1
votes

Try to get type of properties of an object based on the following typescript tutorial link but it acts like javascript and returns value of the property instead of the type:

const x = { foo: 10, bar: 'hello!' };
const foo = getProperty(x, 'foo'); // number
console.log(foo);

function getProperty<T, K extends keyof T>(obj: T, key: K) {
  return obj[key];  // Inferred type is T[K]
}

but it shows the value 10 instead of type number for example. Any idea?

To clarify, please look into the following link, which is about TypeScript keyof and Lookup Types, I expect the above code in typescript angular component returns the type of property, not the value of that:

https://www.typescriptlang.org/docs/handbook/release-notes/typescript-2-1.html

1
That code does exactly what i expect it to do. - H.B.
You need to return typeof obj[key] if you want its type. obj[key] is what it is, the value for that key. - Jeto
@Jeto :: Not actually, You would get a return value of the type "string" | "number" | "boolean" | "symbol" | "undefined" | "object" | "function", because you're using the JavaScript typeof operator at runtime, which returns a string like "object", not the compile-time type seen by TypeScript. - Farhad
@Farhad True, but what about obj[key].constructor.name then? See stackblitz.com/edit/angular-cjcxa6 (only main.ts is used, check browser console) for an example. I'm fairly new to TypeScript so sorry if that's obvious (object.constructor is just JS though). - Jeto

1 Answers

0
votes

You can use this pattern with other parts of the type system to get type-safe lookups

...is what was stated, which is this: Getting property values.
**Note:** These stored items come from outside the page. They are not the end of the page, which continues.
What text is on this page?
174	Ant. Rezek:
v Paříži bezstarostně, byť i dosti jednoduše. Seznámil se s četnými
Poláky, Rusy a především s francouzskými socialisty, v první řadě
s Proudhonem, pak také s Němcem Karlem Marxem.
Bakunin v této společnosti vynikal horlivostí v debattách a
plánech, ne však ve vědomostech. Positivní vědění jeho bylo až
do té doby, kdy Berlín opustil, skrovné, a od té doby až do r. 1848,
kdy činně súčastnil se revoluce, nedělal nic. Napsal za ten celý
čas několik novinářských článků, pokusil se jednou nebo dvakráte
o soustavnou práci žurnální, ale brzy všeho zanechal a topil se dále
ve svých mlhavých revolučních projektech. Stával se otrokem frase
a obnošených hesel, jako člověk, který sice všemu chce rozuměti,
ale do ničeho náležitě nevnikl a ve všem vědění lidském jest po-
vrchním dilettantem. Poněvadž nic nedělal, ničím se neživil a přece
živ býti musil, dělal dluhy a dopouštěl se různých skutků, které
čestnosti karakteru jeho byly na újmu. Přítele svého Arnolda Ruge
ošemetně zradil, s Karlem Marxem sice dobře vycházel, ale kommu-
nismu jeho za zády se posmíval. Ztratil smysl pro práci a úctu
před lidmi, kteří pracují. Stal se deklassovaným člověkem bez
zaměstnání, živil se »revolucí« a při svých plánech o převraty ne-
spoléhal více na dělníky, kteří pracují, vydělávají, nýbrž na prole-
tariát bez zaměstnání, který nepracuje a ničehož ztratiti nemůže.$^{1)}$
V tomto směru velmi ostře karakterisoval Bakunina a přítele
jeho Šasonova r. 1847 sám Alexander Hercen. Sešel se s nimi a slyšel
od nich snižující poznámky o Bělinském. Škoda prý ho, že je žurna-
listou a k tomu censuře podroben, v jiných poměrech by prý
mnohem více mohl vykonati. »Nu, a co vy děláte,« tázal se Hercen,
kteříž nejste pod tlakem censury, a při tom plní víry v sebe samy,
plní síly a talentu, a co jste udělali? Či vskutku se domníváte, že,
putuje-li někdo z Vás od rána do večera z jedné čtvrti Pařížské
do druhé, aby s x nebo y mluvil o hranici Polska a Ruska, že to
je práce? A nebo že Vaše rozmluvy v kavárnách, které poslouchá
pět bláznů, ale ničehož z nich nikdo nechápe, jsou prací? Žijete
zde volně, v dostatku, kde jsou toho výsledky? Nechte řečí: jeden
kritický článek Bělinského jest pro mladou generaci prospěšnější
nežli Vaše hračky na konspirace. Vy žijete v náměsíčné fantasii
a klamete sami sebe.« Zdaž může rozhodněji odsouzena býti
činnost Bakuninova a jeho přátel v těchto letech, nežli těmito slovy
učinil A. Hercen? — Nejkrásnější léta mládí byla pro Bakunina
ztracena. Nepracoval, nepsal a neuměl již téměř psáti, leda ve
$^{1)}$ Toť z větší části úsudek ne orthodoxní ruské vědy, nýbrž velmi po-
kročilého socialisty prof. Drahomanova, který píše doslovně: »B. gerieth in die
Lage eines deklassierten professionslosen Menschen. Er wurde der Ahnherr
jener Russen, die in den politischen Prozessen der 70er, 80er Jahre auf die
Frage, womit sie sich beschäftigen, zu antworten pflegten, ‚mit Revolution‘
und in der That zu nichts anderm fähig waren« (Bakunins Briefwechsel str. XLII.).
If you want to get type information you have to use things like reflect-metadata. Not sure if the emission of this information can be fully automated though. Types in TypeScript only exist before compilation, so without using some kind of annotation system, there is no way of getting that information during run time.

You can of course always get the type of a value using typeof (could be added to the function above) but you will always need an instance of the class and the property has to be set to a valid value.